The mean y-value, used in normalization.

y_std_float

The standard deviation of the y-value, used in normalization.

fit_fn_func(X, y, terms)

A fit function used to fit a model from data and the specified terms. When random effects are specified, this fits a mixed model, otherwise an OLS is fitted.

Zs_np.array(2d)

The groups of each random effect. Zs.shape[0] == len(self._re) and Zs.shape[1] == len(X). For example, if the first row is [0, 0, 1, 1], then the first two runs are in group 0 according to the first random effect, and the last two runs are in group 1.

is_fitted_bool

Whether the regressor has been fitted.

__init__(factors=(), Y2X=<function identityY2X>, random_effects=())[source]

Creates the regressor

Parameters

factorslist(Factor)

A list of factors to be used during fitting. It contains the categorical encoding, continuous normalization, etc.

Y2Xfunc(Y)

The function to transform a design matrix Y to a model matrix X.

random_effectslist(str)

The names of any random effect columns. Every random effect is interpreted as a string column and encoded using effect encoding.

Methods

RegressionMixin.fit(X, y)

Fits the data.

RegressionMixin.formula([labels])

Creates the prediction formula of the fit for the encoded and normalized data.

RegressionMixin.model_formula(model)

Creates the prediction formula of the fit for the encoded and normalized data.

RegressionMixin.pred_var(X)

Prediction variances for the new values specified in X.

RegressionMixin.predict(X)

Predict on new data after fitting.

RegressionMixin.preprocess_fit(X, y)

Preprocesses before fitting the data.

RegressionMixin.preprocess_predict(X)

Preprocessing the incoming data before prediction.

RegressionMixin.score(X, y[, sample_weight])
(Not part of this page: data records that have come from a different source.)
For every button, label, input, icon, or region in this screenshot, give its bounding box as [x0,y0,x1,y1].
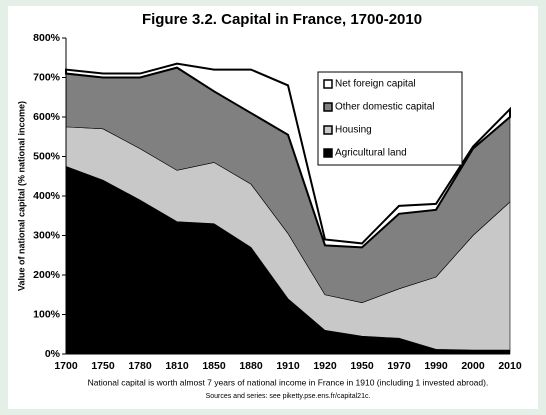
legend-label: Other domestic capital [335,102,435,113]
x-tick-label: 1700 [54,360,78,372]
legend-swatch [323,102,333,112]
legend-label: Housing [335,125,372,136]
area [65,62,511,249]
y-tick-label: 400% [33,190,61,202]
y-tick-label: 800% [33,32,61,44]
x-tick-label: 2000 [461,360,485,372]
x-tick-label: 1970 [387,360,411,372]
legend-swatch [323,148,333,158]
chart-title: Figure 3.2. Capital in France, 1700-2010 [142,11,422,28]
y-tick-label: 500% [33,150,61,162]
y-axis-label: Value of national capital (% national in… [16,101,26,291]
x-tick-label: 1810 [165,360,189,372]
y-tick-label: 200% [33,269,61,281]
note: Sources and series: see piketty.pse.ens.… [206,393,371,400]
x-tick-label: 1750 [91,360,115,372]
legend-swatch [323,79,333,89]
x-tick-label: 1780 [128,360,152,372]
x-tick-label: 1990 [424,360,448,372]
x-tick-label: 1850 [202,360,226,372]
legend-swatch [323,125,333,135]
legend-label: Agricultural land [335,148,407,159]
legend-label: Net foreign capital [335,79,416,90]
x-tick-label: 1950 [350,360,374,372]
y-tick-label: 100% [33,308,61,320]
legend-box [317,71,463,166]
y-tick-label: 0% [45,348,61,360]
x-tick-label: 1880 [239,360,263,372]
note: National capital is worth almost 7 years… [88,377,489,387]
y-tick-label: 700% [33,71,61,83]
y-tick-label: 300% [33,229,61,241]
x-tick-label: 1910 [276,360,300,372]
y-tick-label: 600% [33,111,61,123]
x-tick-label: 2010 [498,360,522,372]
x-tick-label: 1920 [313,360,337,372]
Return the coefficient of determination of the prediction.

RegressionMixin.summary()

Generates a summary of the fit in case it was stored during training in the fit_ attribute.

Attributes

RegressionMixin.M_

Alias for information_matrix

RegressionMixin.Minv_

Alias for inv_information_matrix

RegressionMixin.V_

Alias for obs_cov

RegressionMixin.Vinv_

Alias for inv_obs_cov

RegressionMixin.information_matrix

The information matrix of the fitted data.

RegressionMixin.inv_information_matrix

The inverse of the information matrix.

RegressionMixin.inv_obs_cov

The inverse of the observation covariance matrix.

RegressionMixin.is_fitted

Checks whether the regressor has been fitted.

RegressionMixin.obs_cov

The observation covariance matrix \(V = var(Y)\).

RegressionMixin.total_var

The total variance on the normalized y-values.